What Are the Symptoms of Cholesteatoma?

A young woman getting her hearing checked

Cholesteatoma may cause these symptoms:

  • Hearing loss
  • Ear drainage, often with a bad smell
  • Recurrent ear infections
  • Sensation of ear fullness
  • Dizziness
  • Facial muscle weakness on the side of the infected ear
  • Ear ache/pain

If you experience any of these symptoms, you should see an ENT (ear, nose, and throat) specialist, or otolaryngologist, as soon as possible.

What Causes Cholesteatoma?

There are different reasons why a cholesteatoma may develop. The most common cause is poor ventilation of the middle ear space, which is called “eustachian tube dysfunction.” The eustachian tube is the natural tube that connects your middle ear space to your nose and sinuses, and helps regulate the pressure behind your eardrum.

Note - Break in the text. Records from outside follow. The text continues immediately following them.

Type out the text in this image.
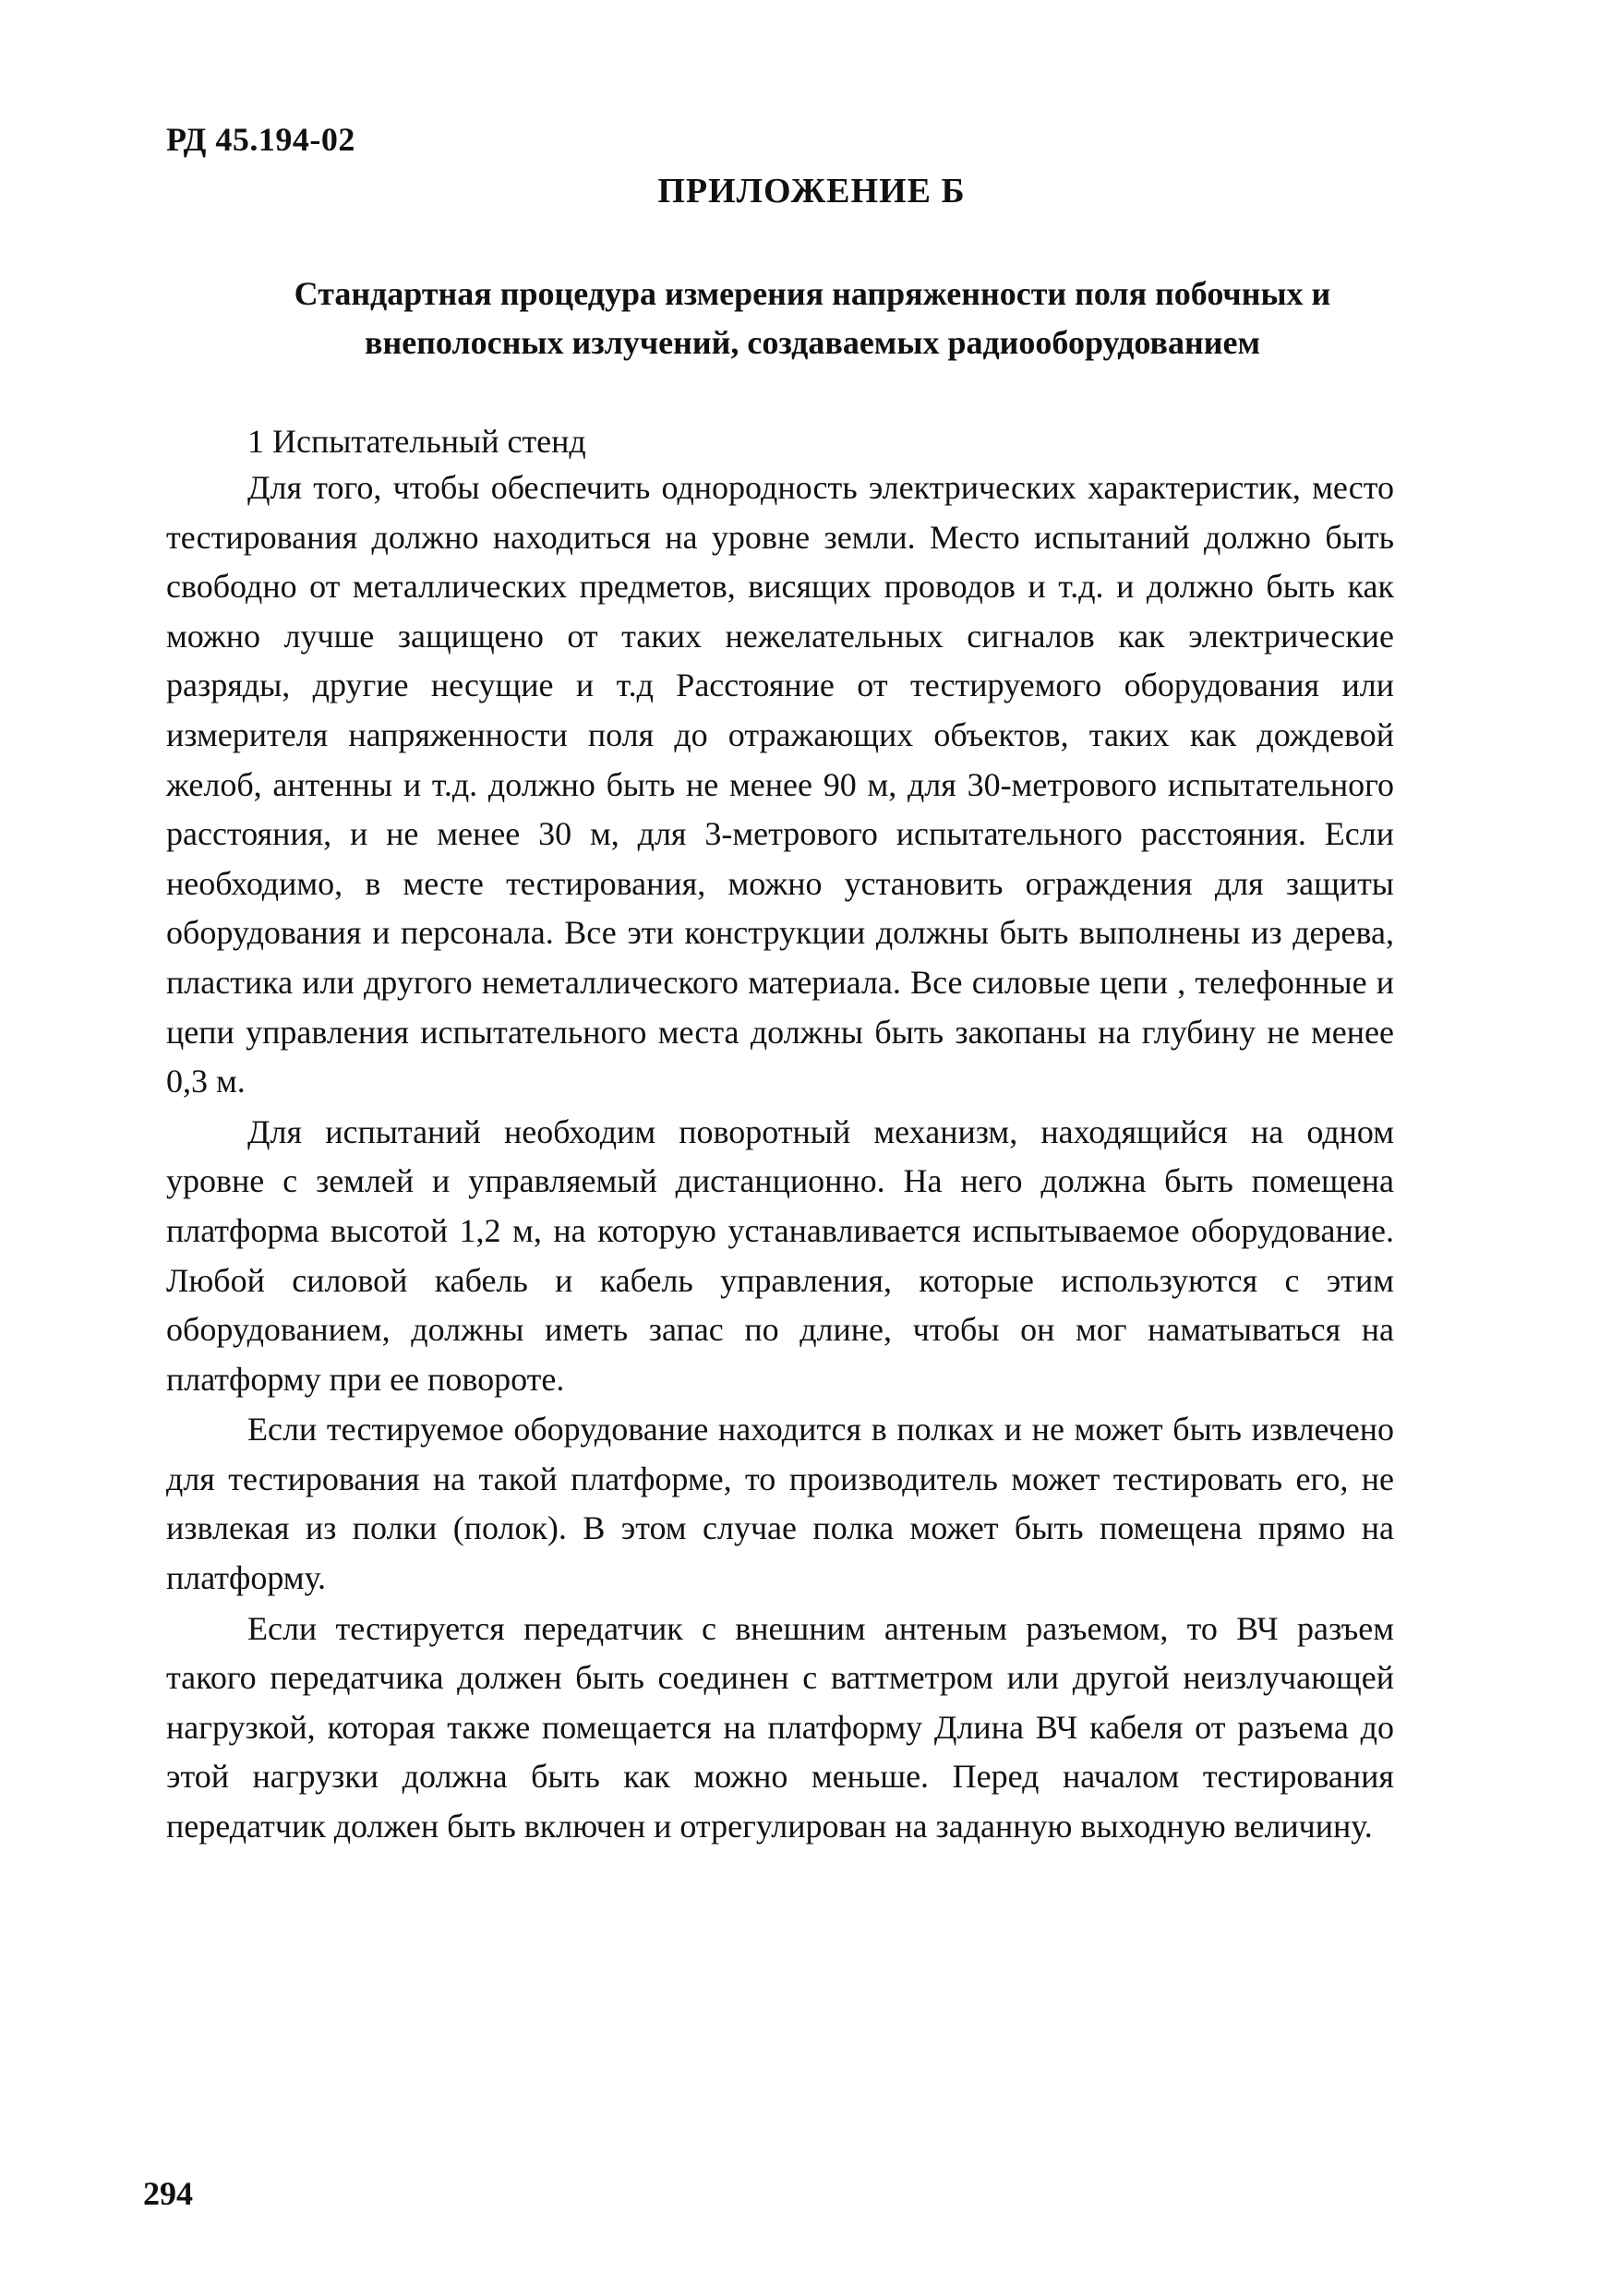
РД 45.194-02
ПРИЛОЖЕНИЕ Б
Стандартная процедура измерения напряженности поля побочных и внеполосных излучений, создаваемых радиооборудованием
1 Испытательный стенд

Для того, чтобы обеспечить однородность электрических характеристик, место тестирования должно находиться на уровне земли. Место испытаний должно быть свободно от металлических предметов, висящих проводов и т.д. и должно быть как можно лучше защищено от таких нежелательных сигналов как электрические разряды, другие несущие и т.д Расстояние от тестируемого оборудования или измерителя напряженности поля до отражающих объектов, таких как дождевой желоб, антенны и т.д. должно быть не менее 90 м, для 30-метрового испытательного расстояния, и не менее 30 м, для 3-метрового испытательного расстояния. Если необходимо, в месте тестирования, можно установить ограждения для защиты оборудования и персонала. Все эти конструкции должны быть выполнены из дерева, пластика или другого неметаллического материала. Все силовые цепи , телефонные и цепи управления испытательного места должны быть закопаны на глубину не менее 0,3 м.

Для испытаний необходим поворотный механизм, находящийся на одном уровне с землей и управляемый дистанционно. На него должна быть помещена платформа высотой 1,2 м, на которую устанавливается испытываемое оборудование. Любой силовой кабель и кабель управления, которые используются с этим оборудованием, должны иметь запас по длине, чтобы он мог наматываться на платформу при ее повороте.

Если тестируемое оборудование находится в полках и не может быть извлечено для тестирования на такой платформе, то производитель может тестировать его, не извлекая из полки (полок). В этом случае полка может быть помещена прямо на платформу.

Если тестируется передатчик с внешним антеным разъемом, то ВЧ разъем такого передатчика должен быть соединен с ваттметром или другой неизлучающей нагрузкой, которая также помещается на платформу Длина ВЧ кабеля от разъема до этой нагрузки должна быть как можно меньше. Перед началом тестирования передатчик должен быть включен и отрегулирован на заданную выходную величину.

294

If the eustachian tube is not working properly, the middle ear space does not get ventilated. This creates negative pressure and ultimately causes the weakened eardrum to retract. This retraction collects skin and earwax, which leads to a cholesteatoma. Seasonal allergies, upper respiratory infections (cough/cold), or sinusitis may contribute to eustachian tube dysfunction.

A cholesteatoma can develop when skin of the ear canal passes through a hole in the eardrum and into the middle ear space. Finally, another rare type of cholesteatoma is present at birth (congenital) and is related to how the ear develops.

Are There Potential Dangers?   

Without proper treatment cholesteatoma will cause recurrent ear infections. Chronic infection of the ear can lead to progressive hearing loss and even deafness. Cholesteatoma can erode bone, including the three bones of hearing, which may cause infection to spread to the inner ear or brain. These infections can lead to meningitis, brain abscess, facial paralysis, dizziness (vertigo), and even death.

What Questions Should I Ask My Doctor?

  1. What parts of the ear does my cholesteatoma involve (middle ear, mastoid, or both)?
  2. Are there any medications I can take or things I can do to stop the ear drainage?
  3. Will the surgery be through my ear canal, behind the ear, or both?
  4. Will I need a planned second surgery?
  5. How long should I keep the ear canal dry after surgery?
  6. Will there be dizziness after surgery?
  7. What is the plan for pain control after surgery?
  8. What type of follow-up will be needed after surgery? What follow-up is needed long-term?
  9. How do you expect this to affect my hearing?